Bitch Factor

Rage Factor

 
Chill Factor by Chris Rogers
(Bantam, $23.95, NV) ISBN 0-553-10661-9
***
Disillusioned with the current legal system, former prosecutor Dixie Flannigan is now a skip tracer in Houston. She enjoys her job, as most of the bond jumpers she is after are as “dumb as ostriches about hiding,” although every now and then they fool her.

Dixie’s biggest problem arrives in her bank statement as an overdraft of $3000, and although she loathes handling money, she heads to the Texas Citizens Bank to wrestle with them about her missing funds. While she is there, she ends up witnessing a bank robbery by a most unlikely suspect who resembles Aunt Bea. In fact, Dixie realizes she knows the gun-toting bank robber as “aunt” Edna, the next-door-neighbor of her childhood. She had grown up with her son, Marty, greedily consuming peanut butter cookies in Edna’s kitchen, going camping with the family, and even dating Marty her senior year.

Edna escapes and leads the police on a high-speed chase that concludes in her death after she shoots and wounds a police officer and they return her fire. Dixie is perplexed and saddened, while Marty is convinced that somebody must have done something to change his mother for her to act so out of character and asks Dixie to get to the bottom of the mystery.

Edna leaves a sizable estate, and Marty is amazed to learn that he will only inherit half of it as she has left the other half to her new church. Edna’s stickup is the third to have been committed by an innocent looking old lady in the last few weeks, and the second to die in a police shoot out. The news agencies are having a field day and have dubbed them The Granny Bandit Gang.

The public is outraged that the innocent looking ladies were filled with numerous police bullets and are after the Chief of Police and the Mayor’s blood. The police are up in arms after one of the officers involved in the both of the shootouts is shot in the back of the head and killed, execution-style. Dixie knows that Edna is guilty of committing a robbery and shooting at a policeman, but she grows increasingly suspicious about her reasons, so she gladly investigates.

The Chill Factor is a quick paced mystery with many interesting new characters and includes the old friends that Dixie has accumulated from her work as a D.A., such as the Mayor, a number of detectives, and lawyers.
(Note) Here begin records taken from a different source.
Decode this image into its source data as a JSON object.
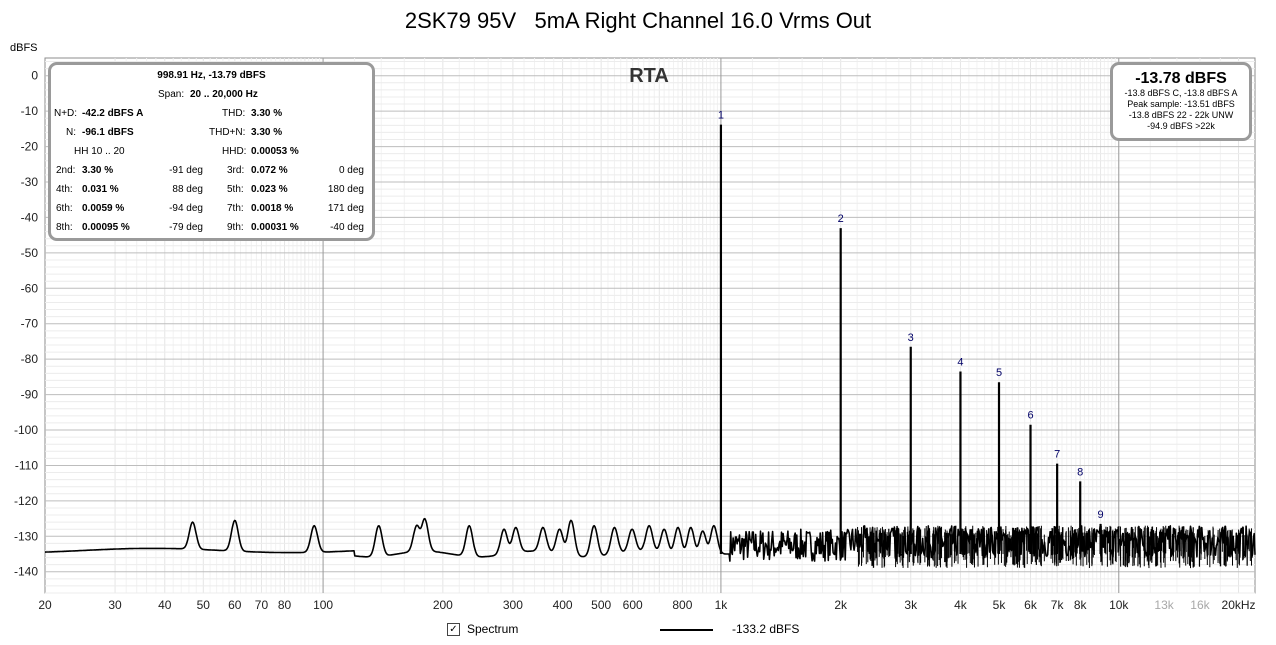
{
  "title": "2SK79 95V   5mA Right Channel 16.0 Vrms Out",
  "chart_data": {
    "type": "line",
    "title": "2SK79 95V   5mA Right Channel 16.0 Vrms Out",
    "subtitle": "RTA",
    "ylabel": "dBFS",
    "xlabel": "",
    "x_scale": "log",
    "xlim": [
      20,
      22000
    ],
    "ylim": [
      -146,
      5
    ],
    "grid": true,
    "x_ticks": [
      {
        "v": 20,
        "t": "20"
      },
      {
        "v": 30,
        "t": "30"
      },
      {
        "v": 40,
        "t": "40"
      },
      {
        "v": 50,
        "t": "50"
      },
      {
        "v": 60,
        "t": "60"
      },
      {
        "v": 70,
        "t": "70"
      },
      {
        "v": 80,
        "t": "80"
      },
      {
        "v": 100,
        "t": "100"
      },
      {
        "v": 200,
        "t": "200"
      },
      {
        "v": 300,
        "t": "300"
      },
      {
        "v": 400,
        "t": "400"
      },
      {
        "v": 500,
        "t": "500"
      },
      {
        "v": 600,
        "t": "600"
      },
      {
        "v": 800,
        "t": "800"
      },
      {
        "v": 1000,
        "t": "1k"
      },
      {
        "v": 2000,
        "t": "2k"
      },
      {
        "v": 3000,
        "t": "3k"
      },
      {
        "v": 4000,
        "t": "4k"
      },
      {
        "v": 5000,
        "t": "5k"
      },
      {
        "v": 6000,
        "t": "6k"
      },
      {
        "v": 7000,
        "t": "7k"
      },
      {
        "v": 8000,
        "t": "8k"
      },
      {
        "v": 10000,
        "t": "10k"
      },
      {
        "v": 13000,
        "t": "13k",
        "grey": true
      },
      {
        "v": 16000,
        "t": "16k",
        "grey": true
      },
      {
        "v": 20000,
        "t": "20kHz"
      }
    ],
    "y_ticks": [
      0,
      -10,
      -20,
      -30,
      -40,
      -50,
      -60,
      -70,
      -80,
      -90,
      -100,
      -110,
      -120,
      -130,
      -140
    ],
    "harmonic_peaks": [
      {
        "n": "1",
        "f": 1000,
        "db": -13.8
      },
      {
        "n": "2",
        "f": 2000,
        "db": -43.0
      },
      {
        "n": "3",
        "f": 3000,
        "db": -76.5
      },
      {
        "n": "4",
        "f": 4000,
        "db": -83.5
      },
      {
        "n": "5",
        "f": 5000,
        "db": -86.5
      },
      {
        "n": "6",
        "f": 6000,
        "db": -98.5
      },
      {
        "n": "7",
        "f": 7000,
        "db": -109.5
      },
      {
        "n": "8",
        "f": 8000,
        "db": -114.5
      },
      {
        "n": "9",
        "f": 9000,
        "db": -126.5
      }
    ],
    "noise_peaks": [
      {
        "f": 47,
        "db": -126
      },
      {
        "f": 60,
        "db": -125.5
      },
      {
        "f": 95,
        "db": -127
      },
      {
        "f": 138,
        "db": -127
      },
      {
        "f": 172,
        "db": -127
      },
      {
        "f": 180,
        "db": -125
      },
      {
        "f": 233,
        "db": -127
      },
      {
        "f": 285,
        "db": -128
      },
      {
        "f": 305,
        "db": -127.5
      },
      {
        "f": 357,
        "db": -127.5
      },
      {
        "f": 393,
        "db": -128
      },
      {
        "f": 420,
        "db": -125.5
      },
      {
        "f": 480,
        "db": -127
      },
      {
        "f": 540,
        "db": -127.5
      },
      {
        "f": 598,
        "db": -128
      },
      {
        "f": 660,
        "db": -127
      },
      {
        "f": 720,
        "db": -128
      },
      {
        "f": 780,
        "db": -127.5
      },
      {
        "f": 840,
        "db": -127.5
      },
      {
        "f": 900,
        "db": -128.5
      },
      {
        "f": 960,
        "db": -127
      }
    ],
    "noise_floor": -135,
    "series": [
      {
        "name": "Spectrum",
        "level": "-133.2 dBFS"
      }
    ]
  },
  "stats_box": {
    "header": "998.91 Hz, -13.79 dBFS",
    "span_label": "Span:",
    "span_value": "20 .. 20,000 Hz",
    "nd_label": "N+D:",
    "nd_value": "-42.2 dBFS A",
    "thd_label": "THD:",
    "thd_value": "3.30 %",
    "n_label": "N:",
    "n_value": "-96.1 dBFS",
    "thdn_label": "THD+N:",
    "thdn_value": "3.30 %",
    "hh_label": "HH 10 .. 20",
    "hhd_label": "HHD:",
    "hhd_value": "0.00053 %",
    "harmonics": [
      {
        "l1": "2nd:",
        "v1": "3.30 %",
        "p1": "-91 deg",
        "l2": "3rd:",
        "v2": "0.072 %",
        "p2": "0 deg"
      },
      {
        "l1": "4th:",
        "v1": "0.031 %",
        "p1": "88 deg",
        "l2": "5th:",
        "v2": "0.023 %",
        "p2": "180 deg"
      },
      {
        "l1": "6th:",
        "v1": "0.0059 %",
        "p1": "-94 deg",
        "l2": "7th:",
        "v2": "0.0018 %",
        "p2": "171 deg"
      },
      {
        "l1": "8th:",
        "v1": "0.00095 %",
        "p1": "-79 deg",
        "l2": "9th:",
        "v2": "0.00031 %",
        "p2": "-40 deg"
      }
    ]
  },
  "level_box": {
    "main": "-13.78 dBFS",
    "line1": "-13.8 dBFS C, -13.8 dBFS A",
    "line2": "Peak sample: -13.51 dBFS",
    "line3": "-13.8 dBFS 22 - 22k UNW",
    "line4": "-94.9 dBFS >22k"
  },
  "legend": {
    "checkbox_mark": "✓",
    "spectrum_label": "Spectrum",
    "line_value": "-133.2 dBFS"
  },
  "colors": {
    "trace": "#000000",
    "grid_major": "#bdbdbd",
    "grid_minor": "#e6e6e6",
    "box_border": "#9a9a9a",
    "marker_label": "#000066"
  }
}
Dixie had drifted out of law, searching for a job with more meaning. Yet she wonders sometimes if she isn’t continuing it out of stubbornness after arguing about it with the only man she has seriously considered settling down with, Parker Dann. Dixie had ignored his concerns about her safety and turned down his offer to form a partnership to search for missing children. Subsequently he had moved out of Dixie’s home and left for Galveston. They remain friends, and optimistically, Parker now admits she is a paladin, unable to help wanting to be a “heroic champion- righter of wrongs- warrior against injustice” and has offered to help her with this case.

Unfortunately, the mastermind behind all the crimes is easy to discern far too early in the book, and Dixie’s inability to see what is right before her eyes until it is almost too late seems inappropriately naïve. While it is human to err, most readers enjoy a mystery where the protagonist is worthy and clever enough to unravel a complex crime. If Ms. Rogers wants to portray Dixie an intelligent person, then she must allow her to crack the case after a reasonable amount of time and after a nominal number of clues.